Miller’s misconduct violated Colo. RPC 8.4(b), which prohibits lawyers from committing a criminal act that reflects adversely on the lawyer’s honesty, trustworthiness, or fitness as a lawyer in other respects. He caused serious harm to the victim and caused significant injury to the legal profession by bringing disrepute to the bar.

No. 14PDJ034. People v. Mock. 04/29/2014. Attorney Suspended.

The PDJ approved the parties’ conditional admission of misconduct and suspended Douglas L. Thomas Mock, attorney registration number 40879, for two years. The suspension was effective April 29, 2014.

In 2013, Mock received a $1,000 retainer, which he deposited into his COLTAF account. He then mailed his client an accounting on March 6, 2013, along with a $700 check for the balance of the retainer. On April 3, 2013, Mock called his bank and requested a stop-payment on the check; he was concerned that his client, who had yet to cash the check, had misplaced it. Mock attempted to contact his client to express his concerns but was unable to reach him.

On April 3, 2013, Mock withdrew the client’s $700 from his COLTAF account and deposited it into his personal checking account, after which his client attempted unsuccessfully to cash the check. Mock’s bank initially paid the check, causing the COLTAF account to be overdrawn, but then reversed payment. Mock’s client agreed to accept another check from Mock. Mock deposited $700 into his COLTAF account to cover this second check.

Mock also wrote checks payable to "Bank-cash" from his COLTAF account, retained earned fees in his COLTAF account to cover client-related expenses, and made multiple cash deposits into his COLTAF account without indicating from which client those funds were received. Mock’s misconduct violated Colo. RPC 1.5(f), which provides that advances of unearned fees must be deposited in an attorney’s trust account until earned; Colo. RPC 1.15(a), which requires attorneys to hold the property of their client separate from the property of the lawyer; Colo. RPC 1.15(i), which prohibits writing checks from trust accounts payable to "cash"; and Colo. RPC 1.15(j), which requires lawyers to retain an accounting for seven years.

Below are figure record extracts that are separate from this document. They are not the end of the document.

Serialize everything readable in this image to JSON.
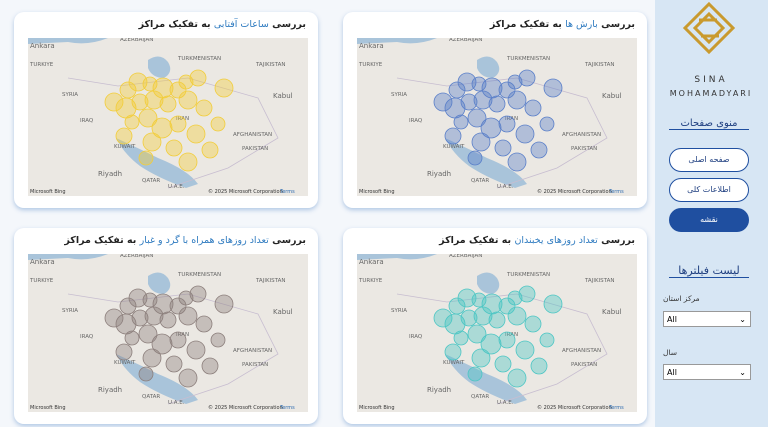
{
  "sidebar": {
    "logo_line1": "SINA",
    "logo_line2": "MOHAMADYARI",
    "menu_title": "منوی صفحات",
    "menu": [
      "صفحه اصلی",
      "اطلاعات کلی",
      "نقشه"
    ],
    "filters_title": "لیست فیلترها",
    "filters": [
      {
        "label": "مرکز استان",
        "value": "All"
      },
      {
        "label": "سال",
        "value": "All"
      }
    ]
  },
  "panels": [
    {
      "title_prefix": "بررسی",
      "title_highlight": "ساعات آفتابی",
      "title_suffix": "به تفکیک مراکز",
      "color": "#f2cd3a"
    },
    {
      "title_prefix": "بررسی",
      "title_highlight": "بارش ها",
      "title_suffix": "به تفکیک مراکز",
      "color": "#5a7fc9"
    },
    {
      "title_prefix": "بررسی",
      "title_highlight": "تعداد روزهای همراه با گرد و غبار",
      "title_suffix": "به تفکیک مراکز",
      "color": "#8c7f7c"
    },
    {
      "title_prefix": "بررسی",
      "title_highlight": "تعداد روزهای یخبندان",
      "title_suffix": "به تفکیک مراکز",
      "color": "#4cc6c4"
    }
  ],
  "map_labels": [
    "Ankara",
    "TURKIYE",
    "AZERBAIJAN",
    "TURKMENISTAN",
    "TAJIKISTAN",
    "SYRIA",
    "IRAQ",
    "IRAN",
    "AFGHANISTAN",
    "Kabul",
    "PAKISTAN",
    "KUWAIT",
    "Riyadh",
    "QATAR",
    "U.A.E."
  ],
  "map_footer": {
    "copyright": "© 2025 Microsoft Corporation",
    "terms": "Terms",
    "brand": "Microsoft Bing"
  }
}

No. 14PDJ036. People v. Ross. 04/21/2014. Attorney Suspended.

The PDJ approved a conditional admission of misconduct submitted by the parties and suspended Mark L. Ross, attorney registration number 15480, for six months, all stayed pending the successful completion of a two-year period of probation, with conditions. The probation was effective April 21, 2014.

Ross violated Louisiana Rule of Professional Conduct 1.15 by commingling personal and client funds and allowing his trust account to be overdrawn. On January 10, 2014, the Supreme Court of Louisiana suspended Ross from the practice of law in the state of Louisiana for six months, all stayed pending the successful completion of a two-year period of probation, with conditions. The People sought the same discipline as that imposed by the Supreme Court of Louisiana, and Ross did not challenge the order imposed by the Supreme Court of Louisiana. Ross’s misconduct constituted grounds for the imposition of reciprocal discipline pursuant to CRCP 251.5 and 251.21(a).